オリジナリティ篇「何かを求めていない自分」
村上春樹は、オリジナリティとは、『新鮮で、エネルギーに満ちて、そして間違いなくその人自身のものであること』が一番分かりやすいと述べています(村上春樹『職業としての小説家』(新潮社)p.116)。
私は、この「その人自身のもの」という部分が気になっています。
多くの場合、小説を書く上での原動力となるのは、「自分は何を書きたいのか?」に尽きるのではないでしょうか。
しかし、村上は一方でこのようにも言います。
『「自分が何を求めているか?」という問題を正面からまっすぐ追求していくと、話は避けがたく重くなります。そして多くの場合、話が重くなればなるほど自由さは遠のき、フットワークが鈍くなります。
……(中略)……
それに比べると「何かを求めていない自分」というのは蝶のように軽く、ふわふわと自由なものです。
……(中略)……
考えてみれば、とくに自己表現なんかしなくたって人は普通に、当たり前に生きていけます。しかし、にもかかわらず、あなたは何かを表現したいと願う。そういう「にもかかわらず」という自然な文脈の中で、僕らは意外に自分の本来の姿を目にするかもしれません』
(p.112-113)
自分が求めるものだけを追及すると重くなりがち、というのは私自身当てはまるものがあります。

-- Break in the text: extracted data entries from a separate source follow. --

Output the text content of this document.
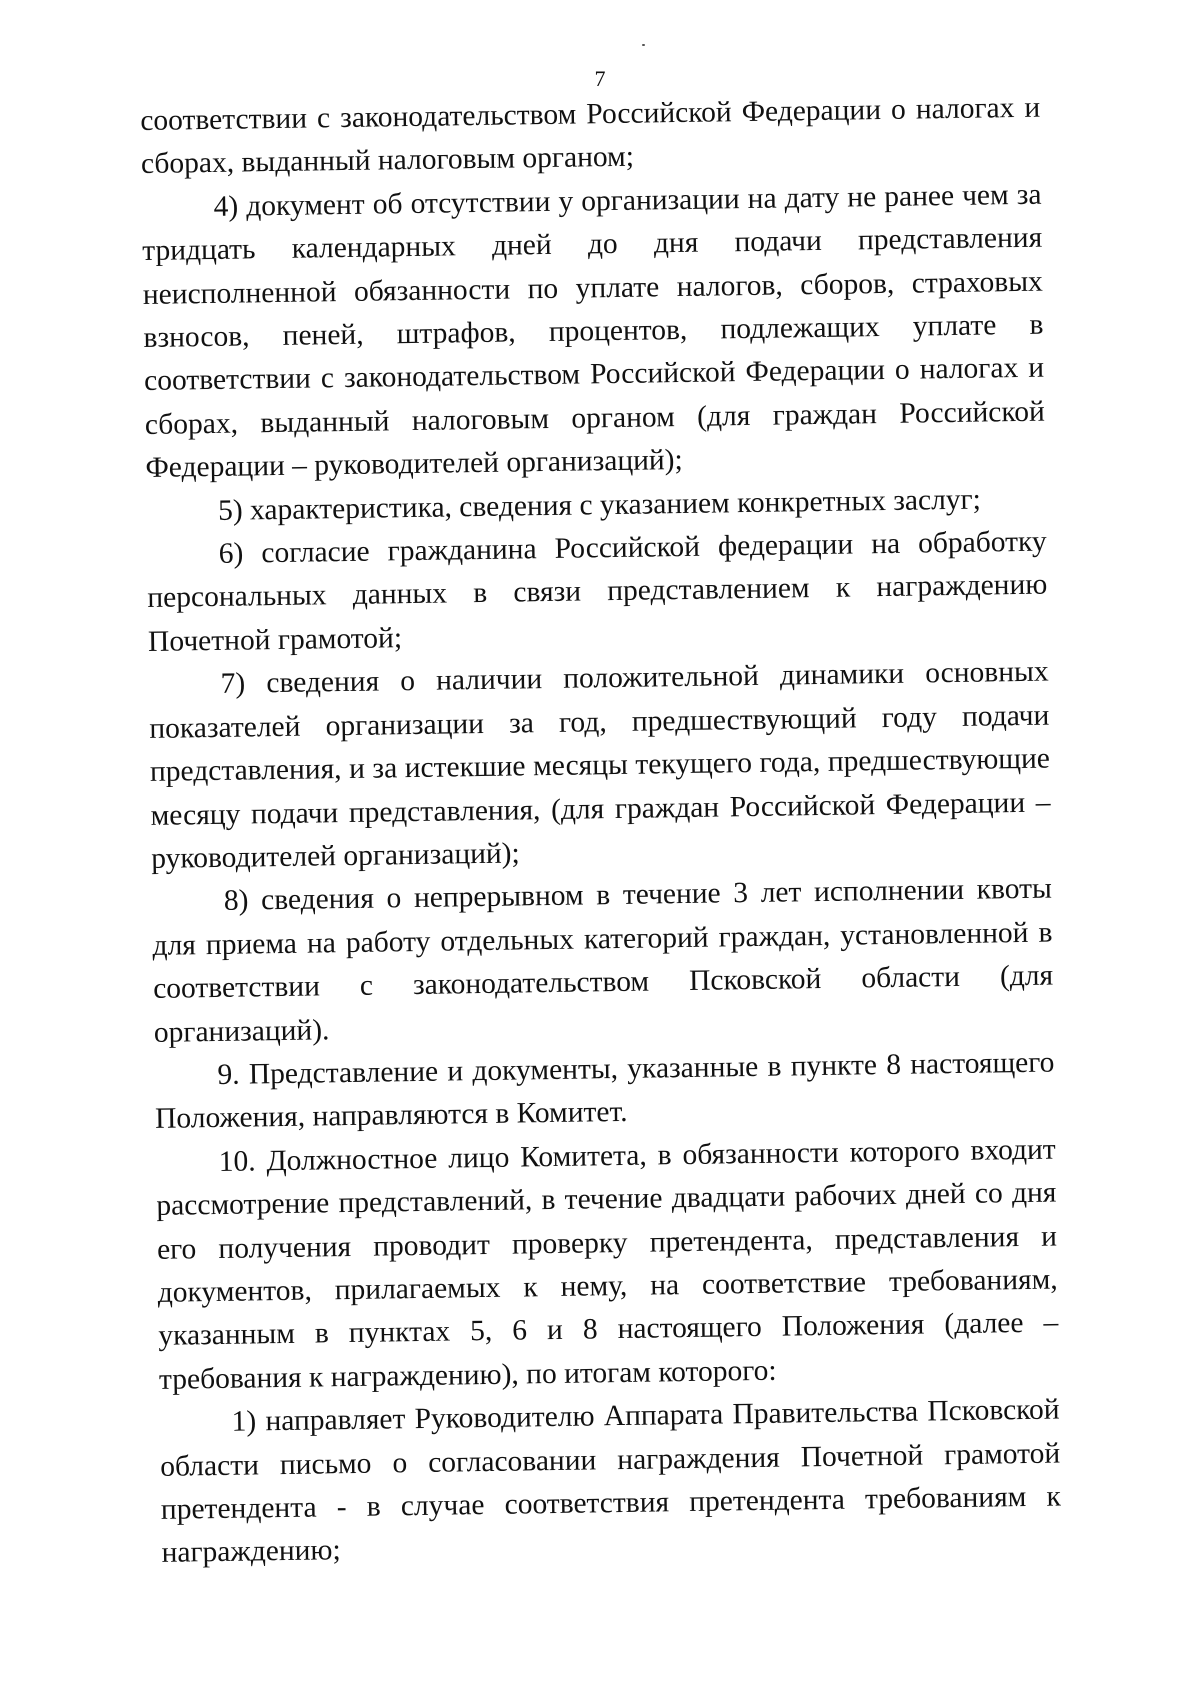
7

соответствии с законодательством Российской Федерации о налогах и сборах, выданный налоговым органом;

4) документ об отсутствии у организации на дату не ранее чем за тридцать календарных дней до дня подачи представления неисполненной обязанности по уплате налогов, сборов, страховых взносов, пеней, штрафов, процентов, подлежащих уплате в соответствии с законодательством Российской Федерации о налогах и сборах, выданный налоговым органом (для граждан Российской Федерации – руководителей организаций);

5) характеристика, сведения с указанием конкретных заслуг;

6) согласие гражданина Российской федерации на обработку персональных данных в связи представлением к награждению Почетной грамотой;

7) сведения о наличии положительной динамики основных показателей организации за год, предшествующий году подачи представления, и за истекшие месяцы текущего года, предшествующие месяцу подачи представления, (для граждан Российской Федерации – руководителей организаций);

8) сведения о непрерывном в течение 3 лет исполнении квоты для приема на работу отдельных категорий граждан, установленной в соответствии с законодательством Псковской области (для организаций).

9. Представление и документы, указанные в пункте 8 настоящего Положения, направляются в Комитет.

10. Должностное лицо Комитета, в обязанности которого входит рассмотрение представлений, в течение двадцати рабочих дней со дня его получения проводит проверку претендента, представления и документов, прилагаемых к нему, на соответствие требованиям, указанным в пунктах 5, 6 и 8 настоящего Положения (далее – требования к награждению), по итогам которого:

1) направляет Руководителю Аппарата Правительства Псковской области письмо о согласовании награждения Почетной грамотой претендента - в случае соответствия претендента требованиям к награждению;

例えば、カクヨムに投稿している自作「人魚へのキス」は、レズビアンであることが受けいれられない日本社会を下地に書きました。
ゴールは、主人公や周囲の人がそれを理解・あるいは理解しようと努力する、と設定しました。私は、このゴールに辿り着くために、登場するすべてのキャラクターに「レズビアン」に対する好感情・悪感情を付与していったため、非常に重たい小説になりました。
しかし、「何かを求めていない自分とはどういうものか?」を考えて、小説に活かすにはどうすれば良いのでしょう?
村上は、初めて小説を書いた時、「小説とはこのように書かなくてはならない」という制約のようなものはなかったと言います。
『そのときの自分の心のあり方を映し出す自分なりの小説が書きたかった──ただそれだけです。
……(中略)……
オリジナリティーとはとりもなおさず、そのような自由な心持ちを、その制約を持たない喜びを、多くの人々にできるだけ生のまま伝えたいという自然な欲求、衝動のもたらす結果的なかたちに他ならないのです』
(p.111)
これを読むと、「自由な心持ち」「制約を持たない喜び」「生のまま伝えたいという自然な欲求」。
こうしたものを自由に表現するための手段として、「何かを求めていない自分とはどういうものか?」をビジュアル化してみる、ということなのかもしれません。
再び、自作「人魚へのキス」に戻ると、「自由な心持ち」から離れていたことに気がつきます。
テーマが重すぎるが故に必要以上に気を使った表現、テーマと関連させたキャラクターの背景、ゴールへ向かうために必要以上に寄り道をしたり、と……。
そういう意味でいうと、「人魚へのキス」は、レズビアン×民俗学というあまり見ない組み合わせの作品でしたが、オリジナリティはなかったように思います。
書きたいテーマではあったし、民俗学の知識をうまく組み合わせて、幻想的な雰囲気を出すこともできました。
しかし、「私自身のもの」であったかといえば、それはノーなのでしょう。
「何かを求めていない自分」とは、引き算のようなものかもしれません。
情報過多の時代、欲しい情報はネットや書籍、論文など様々な媒体から引き出せます。かくいう私も、部屋は紙の本で山積みです。
情報を吸収し過ぎた結果、「自由な心持ち」「制約を持たない喜び」「生のまま伝えたいという自然な欲求」からは遠ざかり、「このように書かなければいけない」「これに配慮しなければいけない」「学者が言っているから、この考えは正しい」などと、様々なものに引っ張られていきます。
一度、基本に立ち戻り、これまで積み重ねてきたものから引き算していき、「私自身のもの」を見つめ直そうと思います。
その時にようやく、自分の「オリジナリティ」が生まれてくるかもしれません。